I commend President Irfaan Ali for setting aside time in his packed schedule to travel to Linden and to meet with the grieving. Admittedly, the president is getting good at this kind of exercise. One hopes that he doesn’t get too good at it. I do. I don’t know what the president said, but there is certainty that he assured all of his determination to deliver justice to the families, to do all that is required for all-around satisfaction in very bad circumstances. Very good so far, on Pres. Ali’s part. Then, the cynicism that has long overtaken my skepticism takes hold; it has a hard time letting so. Because I recall a faraway place called Cotton Tree.
I believe that the finer points of memory still hold well. President Ali went to Cotton Tree in the quick aftermath of the gruesome murders of the Henry youngsters. A good step. President Ali held the hands of the grieving parents of those two forever lost youths. A caring and warming move.
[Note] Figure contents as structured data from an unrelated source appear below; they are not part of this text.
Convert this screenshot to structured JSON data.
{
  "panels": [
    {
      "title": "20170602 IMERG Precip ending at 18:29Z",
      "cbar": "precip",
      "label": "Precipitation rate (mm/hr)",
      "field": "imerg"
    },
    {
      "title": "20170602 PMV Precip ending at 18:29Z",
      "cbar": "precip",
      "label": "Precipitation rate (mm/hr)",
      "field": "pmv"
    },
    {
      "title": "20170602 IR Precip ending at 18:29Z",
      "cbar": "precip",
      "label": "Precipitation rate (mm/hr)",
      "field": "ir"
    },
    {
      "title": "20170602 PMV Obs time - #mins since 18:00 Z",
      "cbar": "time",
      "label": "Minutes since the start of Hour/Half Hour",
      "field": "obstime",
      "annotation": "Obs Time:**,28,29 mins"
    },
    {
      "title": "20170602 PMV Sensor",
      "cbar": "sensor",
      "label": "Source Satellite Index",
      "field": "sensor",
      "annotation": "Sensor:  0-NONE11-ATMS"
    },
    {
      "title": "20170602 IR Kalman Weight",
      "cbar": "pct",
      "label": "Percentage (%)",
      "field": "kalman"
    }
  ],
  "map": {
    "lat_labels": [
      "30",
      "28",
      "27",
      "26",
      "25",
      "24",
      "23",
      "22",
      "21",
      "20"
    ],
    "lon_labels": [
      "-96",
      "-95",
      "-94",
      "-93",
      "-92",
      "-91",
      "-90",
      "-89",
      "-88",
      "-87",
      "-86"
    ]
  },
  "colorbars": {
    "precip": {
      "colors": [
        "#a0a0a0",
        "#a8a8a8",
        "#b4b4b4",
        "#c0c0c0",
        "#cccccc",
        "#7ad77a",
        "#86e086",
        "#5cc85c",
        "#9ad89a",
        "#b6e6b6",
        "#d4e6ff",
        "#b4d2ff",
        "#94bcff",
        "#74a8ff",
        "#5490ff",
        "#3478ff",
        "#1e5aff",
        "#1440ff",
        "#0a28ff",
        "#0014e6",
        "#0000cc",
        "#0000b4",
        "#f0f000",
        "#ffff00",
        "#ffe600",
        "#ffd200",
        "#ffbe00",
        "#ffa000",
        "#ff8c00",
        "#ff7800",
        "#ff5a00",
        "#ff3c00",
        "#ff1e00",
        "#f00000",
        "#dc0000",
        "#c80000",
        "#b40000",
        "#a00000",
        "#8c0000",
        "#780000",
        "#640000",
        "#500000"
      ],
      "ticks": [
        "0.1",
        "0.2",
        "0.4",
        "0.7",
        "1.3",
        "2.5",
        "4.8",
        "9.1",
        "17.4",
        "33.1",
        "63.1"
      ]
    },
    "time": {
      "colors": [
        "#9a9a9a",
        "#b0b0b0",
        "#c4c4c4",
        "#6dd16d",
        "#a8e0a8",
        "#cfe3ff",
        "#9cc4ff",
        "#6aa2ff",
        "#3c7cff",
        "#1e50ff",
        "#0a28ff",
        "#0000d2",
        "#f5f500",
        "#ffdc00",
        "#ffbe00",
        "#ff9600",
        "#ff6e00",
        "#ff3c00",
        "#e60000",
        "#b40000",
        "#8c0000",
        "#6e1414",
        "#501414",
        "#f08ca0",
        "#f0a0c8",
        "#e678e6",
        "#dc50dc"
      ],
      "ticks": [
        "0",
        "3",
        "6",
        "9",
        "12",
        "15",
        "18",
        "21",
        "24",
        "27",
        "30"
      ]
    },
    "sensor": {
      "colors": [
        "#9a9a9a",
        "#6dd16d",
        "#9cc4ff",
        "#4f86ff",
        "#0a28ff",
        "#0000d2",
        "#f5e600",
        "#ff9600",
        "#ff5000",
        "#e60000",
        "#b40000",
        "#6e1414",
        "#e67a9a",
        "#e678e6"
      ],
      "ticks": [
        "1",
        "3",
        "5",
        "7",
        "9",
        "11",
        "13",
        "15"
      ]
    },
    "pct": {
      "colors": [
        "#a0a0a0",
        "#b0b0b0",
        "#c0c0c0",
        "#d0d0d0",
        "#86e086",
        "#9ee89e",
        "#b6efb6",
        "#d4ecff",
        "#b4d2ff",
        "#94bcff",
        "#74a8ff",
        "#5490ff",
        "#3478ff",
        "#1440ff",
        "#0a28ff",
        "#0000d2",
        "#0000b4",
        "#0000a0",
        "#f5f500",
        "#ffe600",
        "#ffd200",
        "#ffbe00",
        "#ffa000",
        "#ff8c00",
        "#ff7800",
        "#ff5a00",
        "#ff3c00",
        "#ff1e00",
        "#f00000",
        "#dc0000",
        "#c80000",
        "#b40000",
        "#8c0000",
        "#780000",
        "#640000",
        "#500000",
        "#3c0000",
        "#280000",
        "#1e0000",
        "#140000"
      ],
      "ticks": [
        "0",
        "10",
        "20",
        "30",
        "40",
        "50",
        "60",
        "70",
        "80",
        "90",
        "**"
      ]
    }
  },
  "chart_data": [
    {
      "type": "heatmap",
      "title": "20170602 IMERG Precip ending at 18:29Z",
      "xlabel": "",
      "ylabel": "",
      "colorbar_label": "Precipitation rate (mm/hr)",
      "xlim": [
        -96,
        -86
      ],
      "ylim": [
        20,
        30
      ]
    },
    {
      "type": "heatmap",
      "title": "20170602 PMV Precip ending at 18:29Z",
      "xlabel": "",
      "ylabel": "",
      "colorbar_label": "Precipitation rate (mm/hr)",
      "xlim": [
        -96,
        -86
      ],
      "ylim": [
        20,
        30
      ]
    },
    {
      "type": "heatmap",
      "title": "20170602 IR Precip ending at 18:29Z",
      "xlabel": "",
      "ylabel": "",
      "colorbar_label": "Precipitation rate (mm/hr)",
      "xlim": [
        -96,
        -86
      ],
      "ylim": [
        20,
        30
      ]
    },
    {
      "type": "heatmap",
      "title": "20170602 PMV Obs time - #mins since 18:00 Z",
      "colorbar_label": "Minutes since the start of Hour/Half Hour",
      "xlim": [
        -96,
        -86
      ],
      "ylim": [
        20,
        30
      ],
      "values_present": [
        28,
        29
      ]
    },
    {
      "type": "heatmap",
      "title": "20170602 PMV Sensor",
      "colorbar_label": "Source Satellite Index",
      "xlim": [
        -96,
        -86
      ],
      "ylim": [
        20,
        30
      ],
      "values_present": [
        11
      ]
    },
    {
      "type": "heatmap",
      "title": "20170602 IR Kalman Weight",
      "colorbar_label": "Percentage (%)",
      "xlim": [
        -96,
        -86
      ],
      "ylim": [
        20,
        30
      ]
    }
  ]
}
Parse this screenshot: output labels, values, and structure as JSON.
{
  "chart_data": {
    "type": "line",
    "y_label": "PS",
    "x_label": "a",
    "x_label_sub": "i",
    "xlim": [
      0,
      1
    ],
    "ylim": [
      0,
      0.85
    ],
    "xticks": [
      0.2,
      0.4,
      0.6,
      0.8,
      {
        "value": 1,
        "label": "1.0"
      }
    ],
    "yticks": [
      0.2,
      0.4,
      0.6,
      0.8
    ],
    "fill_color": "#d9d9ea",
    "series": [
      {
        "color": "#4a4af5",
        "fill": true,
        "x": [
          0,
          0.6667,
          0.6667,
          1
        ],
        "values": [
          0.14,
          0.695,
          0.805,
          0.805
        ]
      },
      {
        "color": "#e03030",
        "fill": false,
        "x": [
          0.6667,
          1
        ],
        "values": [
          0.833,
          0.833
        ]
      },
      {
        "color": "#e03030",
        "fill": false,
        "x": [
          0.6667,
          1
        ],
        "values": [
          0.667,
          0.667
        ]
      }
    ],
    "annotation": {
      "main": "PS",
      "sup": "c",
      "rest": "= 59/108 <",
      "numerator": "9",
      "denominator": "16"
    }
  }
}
President Ali looked into the hurt eyes of those anguished folks and promised and promised. Oh yes! Promise he did. The best that was possible so that justice would prevail. I will say it: the president was good. So good that I fell for it. The first time was in the content of his inaugural address when he swore to be about transparency, unity, and accountability. Cotton Tree was the last time that I have ever trusted Mohamed Irfaan Ali. The man, the president, the national leader all fell into ignominy before my eyes, in the expanse of my thinking. For in him, in his postures, in his words, he has been the epitome of one who says much, but does so little, delivers the negligible (at best), the questionable, at its worst.
Because the justice that he promised has been elusive. It is the nature of justice promised by politicians the world over, with Guyana’s President Mohamed Irfaan Ali, the latest in a long line of such promisers, such failures at delivering. Political justice and presidential justice have their own peculiar characteristics. To repeat again and again: President Ali has gotten too good with words; so good that he has fallen in love with himself for his cleverness. Smooth words in difficult circumstances. Easy words that are like the product of some smart artificial intelligence program. Cheap words that are so bankrupt in significance that they degrade the circumstances and those listening and watching and weighing.
Due to his propensity to be too zealous with words, too cavalier in his usage, they aren’t worth the words uttered; not even equivalent to the tissue that people use to sanitize themselves before the toilet is flushed. They have no value. Circumstances, as they develop going forward, will prove how right I am, or wrong I am. When a leader swears, he must be faithful to that oath. When the Guyana Police Force was most in need of a spirit in the mold of a Paul Slowe, it got the slow of mind, and the sleazy of heart. Obedience to dictates. No one should have to guess from who and where and about what. Make the Cotton Tree matter go away in a particular way. It did, and the mothers of the departed Henrys have also departed from this bitter and unjust vale. What has happened to basic justice, justice for the poor man, in this country? The unattached victim, the community declared to be adversarial, the people looked down upon as the no account children of a lesser god?
So, now that President Ali went to Linden and shared his time and space with the mourning families, there are now his words that come so easily. In another officer of this land, I would be tempted to say so sleazily. So hollowly. So pathetically. I refrain from saying so, because it is the head of state, and to that office I owe a duty, regardless of the credentials and credibility of the holder. There shall be the sacrificial offerings, and the self-congratulations of justice served. Oh yes! Then what about the rest of the iceberg of putridity and political perversity that has brought the Guyana Police Force to the sorry state that it finds itself. Indeed, if not Guyana itself.